O istnieniu tajnej, niedostępnej dla cywilów strefy w okolicach wyschniętego jeziora Groom mówiono od dziesięcioleci. Poza różnymi instalacjami należącymi do CIA miały się tam znajdować m.in. magazyny ze szczątkami tego, co rzekomo rozbiło się w Roswell (o tym, co zdarzyło się w Roswell i dlaczego nie wylądowali tam kosmici, przeczytacie w artykule „Na tropach spisku Majestic 12. Co naprawdę wydarzyło się w Roswell?”).
Dopiero w styczniu 2001 roku – po niemal pół wieku milczenia – amerykańska administracja przyznała, że w pobliżu Groom Lake zlokalizowane są „tereny operacyjne”. Tym, co rzuciło nieco światła na całą sprawę były również zdjęcia satelitarne, pokazujące na tym terenie wyjątkowo długie pasy startowe.
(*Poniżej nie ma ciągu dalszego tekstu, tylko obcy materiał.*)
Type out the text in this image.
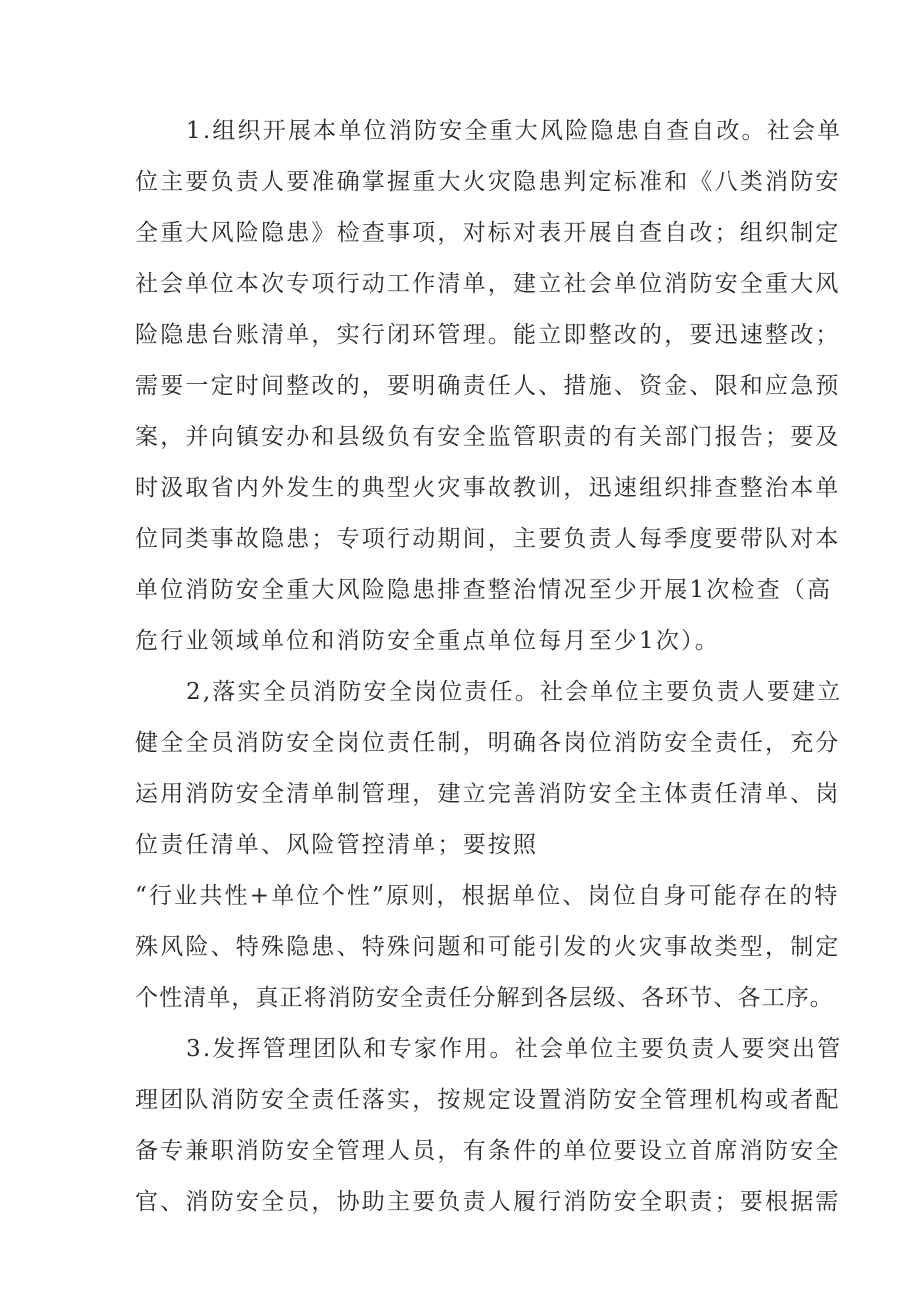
1.组织开展本单位消防安全重大风险隐患自查自改。社会单
位主要负责人要准确掌握重大火灾隐患判定标准和《八类消防安
全重大风险隐患》检查事项，对标对表开展自查自改；组织制定
社会单位本次专项行动工作清单，建立社会单位消防安全重大风
险隐患台账清单，实行闭环管理。能立即整改的，要迅速整改；
需要一定时间整改的，要明确责任人、措施、资金、限和应急预
案，并向镇安办和县级负有安全监管职责的有关部门报告；要及
时汲取省内外发生的典型火灾事故教训，迅速组织排查整治本单
位同类事故隐患；专项行动期间，主要负责人每季度要带队对本
单位消防安全重大风险隐患排查整治情况至少开展1次检查（高
危行业领域单位和消防安全重点单位每月至少1次）。
2,落实全员消防安全岗位责任。社会单位主要负责人要建立
健全全员消防安全岗位责任制，明确各岗位消防安全责任，充分
运用消防安全清单制管理，建立完善消防安全主体责任清单、岗
位责任清单、风险管控清单；要按照
“行业共性+单位个性”原则，根据单位、岗位自身可能存在的特
殊风险、特殊隐患、特殊问题和可能引发的火灾事故类型，制定
个性清单，真正将消防安全责任分解到各层级、各环节、各工序。
3.发挥管理团队和专家作用。社会单位主要负责人要突出管
理团队消防安全责任落实，按规定设置消防安全管理机构或者配
备专兼职消防安全管理人员，有条件的单位要设立首席消防安全
官、消防安全员，协助主要负责人履行消防安全职责；要根据需
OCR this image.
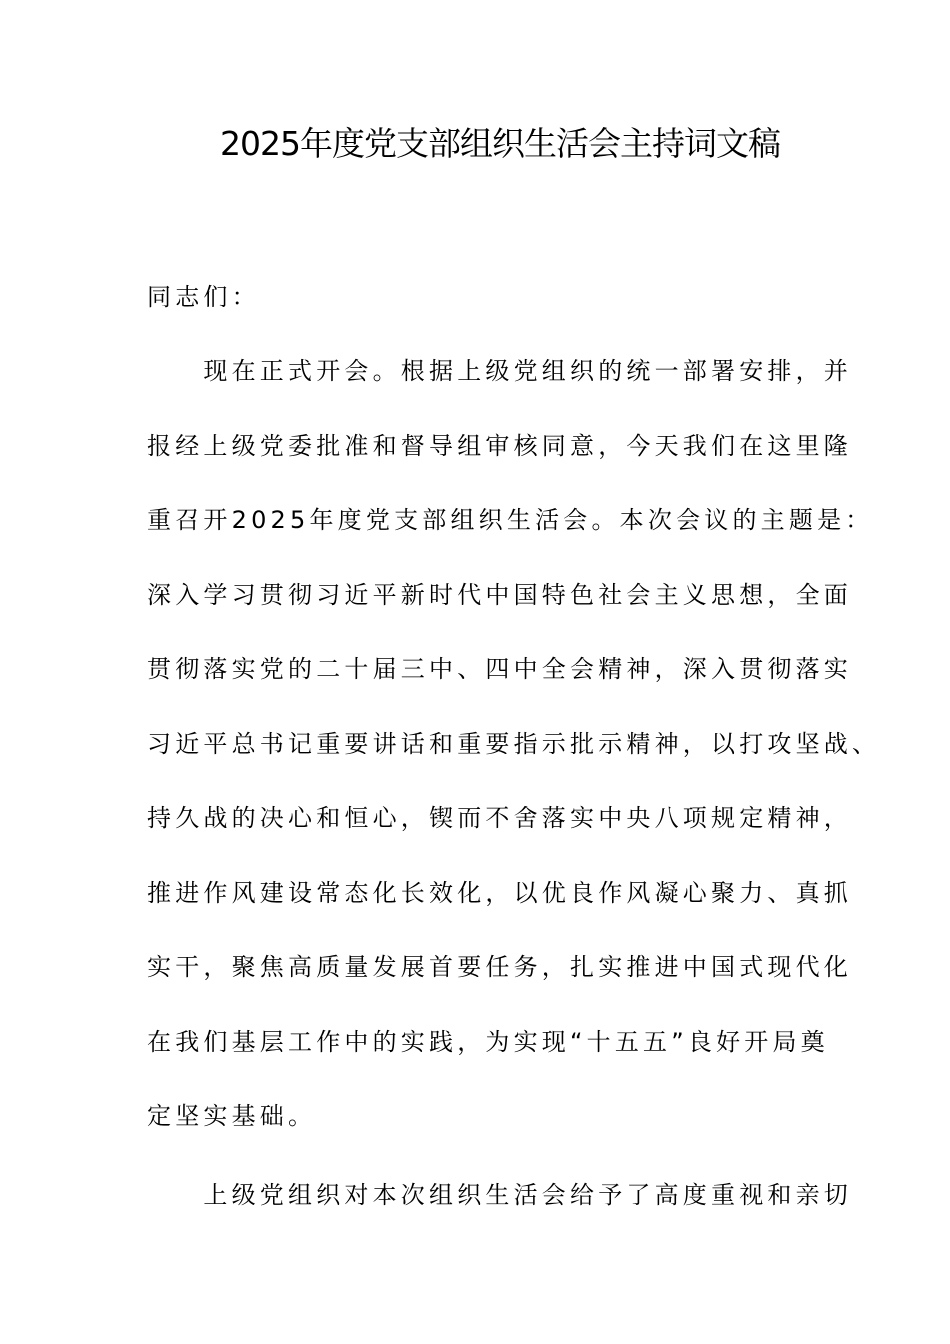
2025年度党支部组织生活会主持词文稿
同志们：
　　现在正式开会。根据上级党组织的统一部署安排，并
报经上级党委批准和督导组审核同意，今天我们在这里隆
重召开2025年度党支部组织生活会。本次会议的主题是：
深入学习贯彻习近平新时代中国特色社会主义思想，全面
贯彻落实党的二十届三中、四中全会精神，深入贯彻落实
习近平总书记重要讲话和重要指示批示精神，以打攻坚战、
持久战的决心和恒心，锲而不舍落实中央八项规定精神，
推进作风建设常态化长效化，以优良作风凝心聚力、真抓
实干，聚焦高质量发展首要任务，扎实推进中国式现代化
在我们基层工作中的实践，为实现“十五五”良好开局奠
定坚实基础。
　　上级党组织对本次组织生活会给予了高度重视和亲切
Opublikowane i dostępne na stronie National Security Archive dokumenty oficjalnie potwierdzają istnienie Strefy 51 i pozwalają poznać jej historię. Jak nietrudno zgadnąć, obalają przy okazji wiele teorii o kosmicznych technologiach czy doświadczeniach, prowadzonych na schwytanych ufokach.
Area 51 is real, but sorry, no aliens
Strefa 51 powstała przy okazji prac nad samolotem zwiadowczym U-2. Jej utworzenie wynikało z faktu, że CIA potrzebowało odosobnionego miejsca, gdzie w dogodnych warunkach mogłoby testować swój cud techniki, zdolny do lotu na pułapie nieosiągalnym dla innych samolotów i rakiet przeciwlotniczych.
Jako miejsce prób wybrano zbudowane w czasie drugiej wojny i nieużywane od dekady lotnisko, które następnie rozbudowywano, przystosowując do prób U-2. Prowadzono tam następnie – w ramach programu OXCART – testy jeszcze bardziej niecodziennej maszyny, czyli Lockheada A-12, poprzednika SR-71 Blackbird.
Niewykluczone, że to właśnie nietypowy kształt samolotów mógł sprawić, że różni obserwatorzy nabrali przekonania o testach pozaziemskich technologii. Niestety dla poszukiwaczy spisków, prawda jest dość banalna – jak wynika z dokumentów, Strefa 51 to po prostu miejsce, gdzie testowano samoloty.